Scott Dolson. Photo by Rodney Margison

by PETER DORFMAN

On March 17, five days after the NCAA canceled its Division I basketball tournaments in response to the COVID-19 pandemic, Indiana University announced that Scott Dolson, deputy athletic director, would succeed Fred Glass as the university’s director of intercollegiate athletics on July 1.

Dolson had been deputy athletic director for 11 years, including all of Glass’ decade- long tenure, and the two had planned a normal, orderly transition. But this year, nothing has been normal in college athletics.

Shortly after Dolson’s appointment was announced, spring sports seasons were canceled. “Fred and I formed a medical advisory group during our transition period,” Dolson says. “We assumed that by July 1, everything would be back to normal and we’d be preparing for football season.”

But on August 11, the Big Ten Conference canceled its football season.

The conference reversed course in September, however, restoring a delayed, nine-game football season in front of only coaches and the parents of players. Everyone connected with the program, Dolson included, is tested daily for COVID-19. “We follow the uniform Big Ten protocols,” Dolson says. “We have the stadium announcer but not the band or cheerleaders.”

All other fall sports have been pushed back to the spring, forcing Big Ten athletic directors to improvise to make up for millions in lost income. Most football revenue comes

from television, ticket sales, and Varsity Club gifts. There are no ticket sales, and revenue shares from the Big Ten’s multiyear deal with Fox Sports, ESPN, and the Big Ten Network are down sharply. “We had a 10% operational budget cut, department-wide,” Dolson notes. “We’re honoring all our commitments to our student athletes, but we had furloughs that hit fall sports event staff the hardest.”

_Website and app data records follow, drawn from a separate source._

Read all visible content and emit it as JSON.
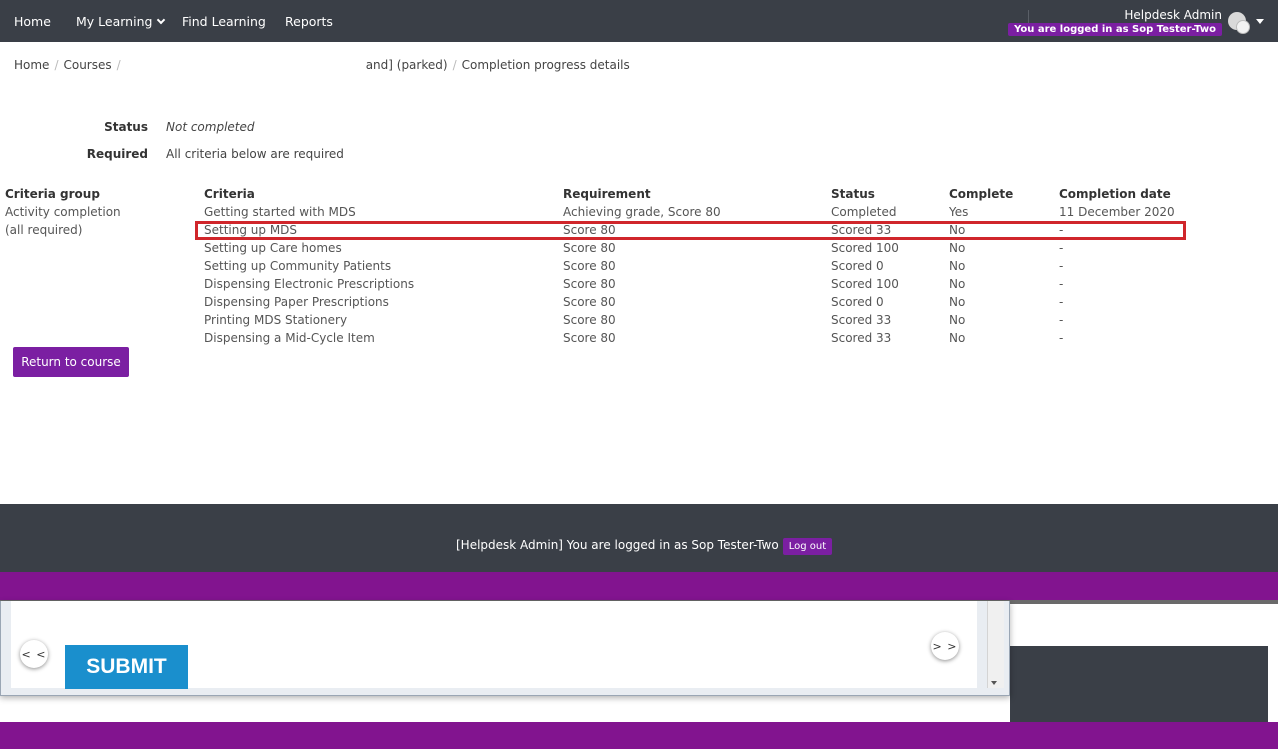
{
  "navbar": {
    "items": [
      {
        "label": "Home"
      },
      {
        "label": "My Learning"
      },
      {
        "label": "Find Learning"
      },
      {
        "label": "Reports"
      }
    ],
    "user_name": "Helpdesk Admin",
    "logged_in_badge": "You are logged in as Sop Tester-Two"
  },
  "breadcrumb": {
    "home": "Home",
    "courses": "Courses",
    "course_fragment": "and] (parked)",
    "current": "Completion progress details"
  },
  "summary": {
    "status_label": "Status",
    "status_value": "Not completed",
    "required_label": "Required",
    "required_value": "All criteria below are required"
  },
  "table": {
    "headers": {
      "group": "Criteria group",
      "criteria": "Criteria",
      "requirement": "Requirement",
      "status": "Status",
      "complete": "Complete",
      "date": "Completion date"
    },
    "group_name": "Activity completion",
    "group_note": "(all required)",
    "rows": [
      {
        "criteria": "Getting started with MDS",
        "requirement": "Achieving grade, Score 80",
        "status": "Completed",
        "complete": "Yes",
        "date": "11 December 2020"
      },
      {
        "criteria": "Setting up MDS",
        "requirement": "Score 80",
        "status": "Scored 33",
        "complete": "No",
        "date": "-"
      },
      {
        "criteria": "Setting up Care homes",
        "requirement": "Score 80",
        "status": "Scored 100",
        "complete": "No",
        "date": "-"
      },
      {
        "criteria": "Setting up Community Patients",
        "requirement": "Score 80",
        "status": "Scored 0",
        "complete": "No",
        "date": "-"
      },
      {
        "criteria": "Dispensing Electronic Prescriptions",
        "requirement": "Score 80",
        "status": "Scored 100",
        "complete": "No",
        "date": "-"
      },
      {
        "criteria": "Dispensing Paper Prescriptions",
        "requirement": "Score 80",
        "status": "Scored 0",
        "complete": "No",
        "date": "-"
      },
      {
        "criteria": "Printing MDS Stationery",
        "requirement": "Score 80",
        "status": "Scored 33",
        "complete": "No",
        "date": "-"
      },
      {
        "criteria": "Dispensing a Mid-Cycle Item",
        "requirement": "Score 80",
        "status": "Scored 33",
        "complete": "No",
        "date": "-"
      }
    ]
  },
  "return_button": "Return to course",
  "footer": {
    "text": "[Helpdesk Admin] You are logged in as Sop Tester-Two",
    "logout": "Log out"
  },
  "overlay": {
    "prev": "< <",
    "next": "> >",
    "submit": "SUBMIT"
  },
  "colors": {
    "navbar": "#3a3f47",
    "accent_purple": "#7b1fa2",
    "highlight_red": "#d0262b",
    "submit_blue": "#1a8fcd"
  }
}
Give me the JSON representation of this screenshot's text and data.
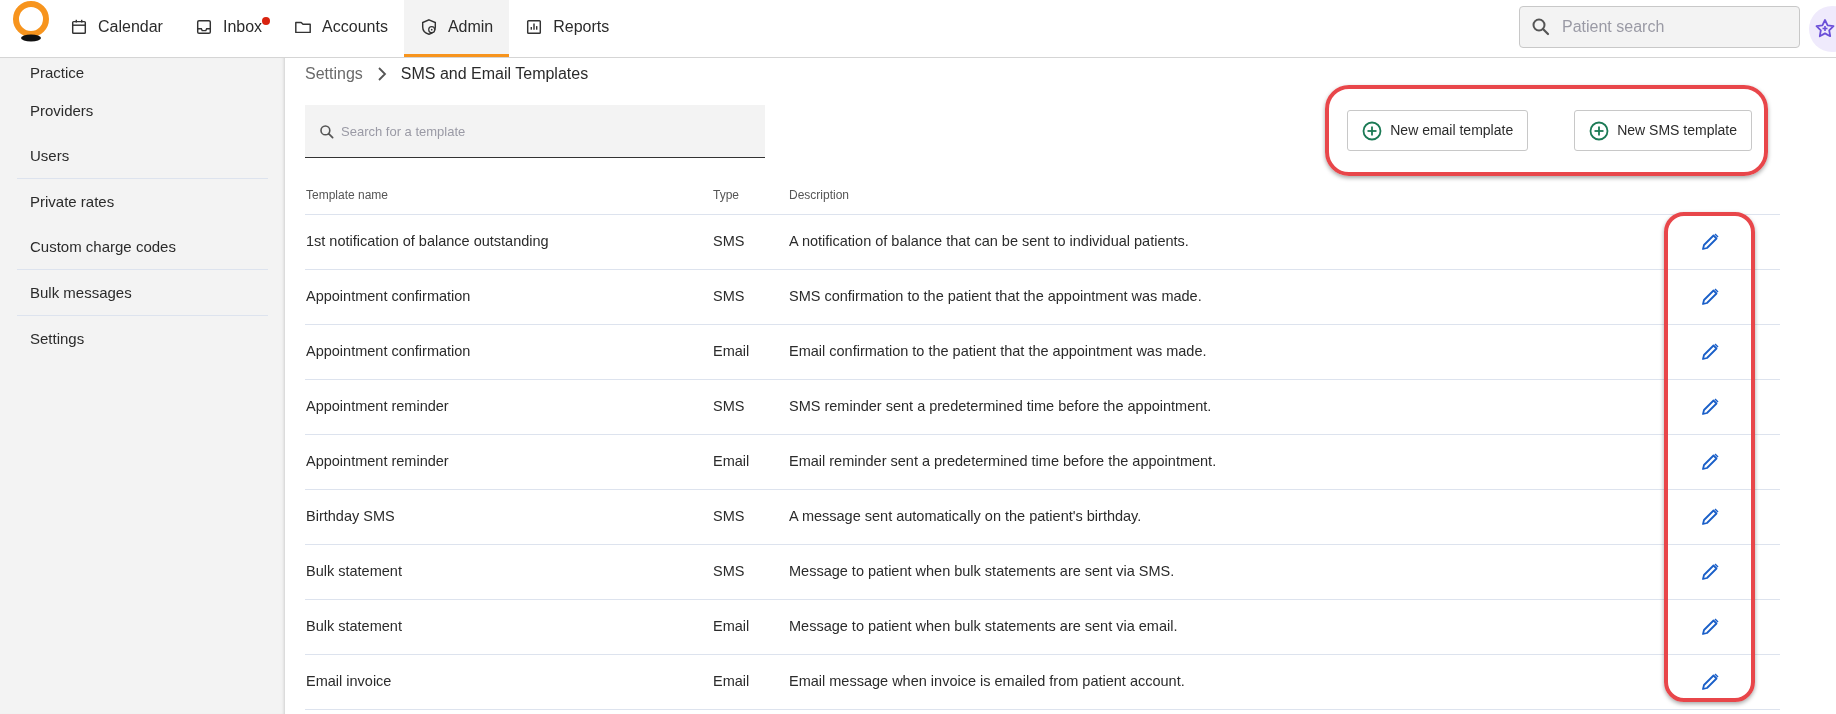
{
  "nav": {
    "items": [
      {
        "label": "Calendar",
        "selected": false,
        "notification": false
      },
      {
        "label": "Inbox",
        "selected": false,
        "notification": true
      },
      {
        "label": "Accounts",
        "selected": false,
        "notification": false
      },
      {
        "label": "Admin",
        "selected": true,
        "notification": false
      },
      {
        "label": "Reports",
        "selected": false,
        "notification": false
      }
    ],
    "search": {
      "placeholder": "Patient search"
    }
  },
  "sidebar": {
    "groups": [
      [
        "Practice",
        "Providers",
        "Users"
      ],
      [
        "Private rates",
        "Custom charge codes"
      ],
      [
        "Bulk messages"
      ],
      [
        "Settings"
      ]
    ]
  },
  "breadcrumb": [
    "Settings",
    "SMS and Email Templates"
  ],
  "template_search": {
    "placeholder": "Search for a template"
  },
  "buttons": [
    "New email template",
    "New SMS template"
  ],
  "buttons_highlighted": true,
  "edit_column_highlighted": true,
  "table": {
    "columns": [
      "Template name",
      "Type",
      "Description"
    ],
    "rows": [
      {
        "name": "1st notification of balance outstanding",
        "type": "SMS",
        "description": "A notification of balance that can be sent to individual patients."
      },
      {
        "name": "Appointment confirmation",
        "type": "SMS",
        "description": "SMS confirmation to the patient that the appointment was made."
      },
      {
        "name": "Appointment confirmation",
        "type": "Email",
        "description": "Email confirmation to the patient that the appointment was made."
      },
      {
        "name": "Appointment reminder",
        "type": "SMS",
        "description": "SMS reminder sent a predetermined time before the appointment."
      },
      {
        "name": "Appointment reminder",
        "type": "Email",
        "description": "Email reminder sent a predetermined time before the appointment."
      },
      {
        "name": "Birthday SMS",
        "type": "SMS",
        "description": "A message sent automatically on the patient's birthday."
      },
      {
        "name": "Bulk statement",
        "type": "SMS",
        "description": "Message to patient when bulk statements are sent via SMS."
      },
      {
        "name": "Bulk statement",
        "type": "Email",
        "description": "Message to patient when bulk statements are sent via email."
      },
      {
        "name": "Email invoice",
        "type": "Email",
        "description": "Email message when invoice is emailed from patient account."
      }
    ]
  }
}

While no one could have prepared for such a chaotic debut, Dolson, 54, knows his way around IU sports. He’s an IU alumnus and former student manager under legendary basketball coach Bob Knight in the late 1980s. He was hired by IU shortly after graduation and has been there for almost 30 years.

The pandemic shut down was a tough break for IU athletics, but Dolson, who has lived in Bloomington his entire adult life, is grateful for IU’s relative stability. “Bloomington still feels like Bloomington,” he says. “My heart goes out to local businesses, though. We have our financial challenges here, but it’s not as make-or-break as it is for a local restaurant.”

Dolson and his wife, Heidi, also a lifelong Bloomingtonian, have five grown children between them: including Nick, 20, a junior at IU–Bloomington. “Our dog, Louie, is a 14-year-old puggle who runs the house,” Scott Dolson says. “He loves IU too.”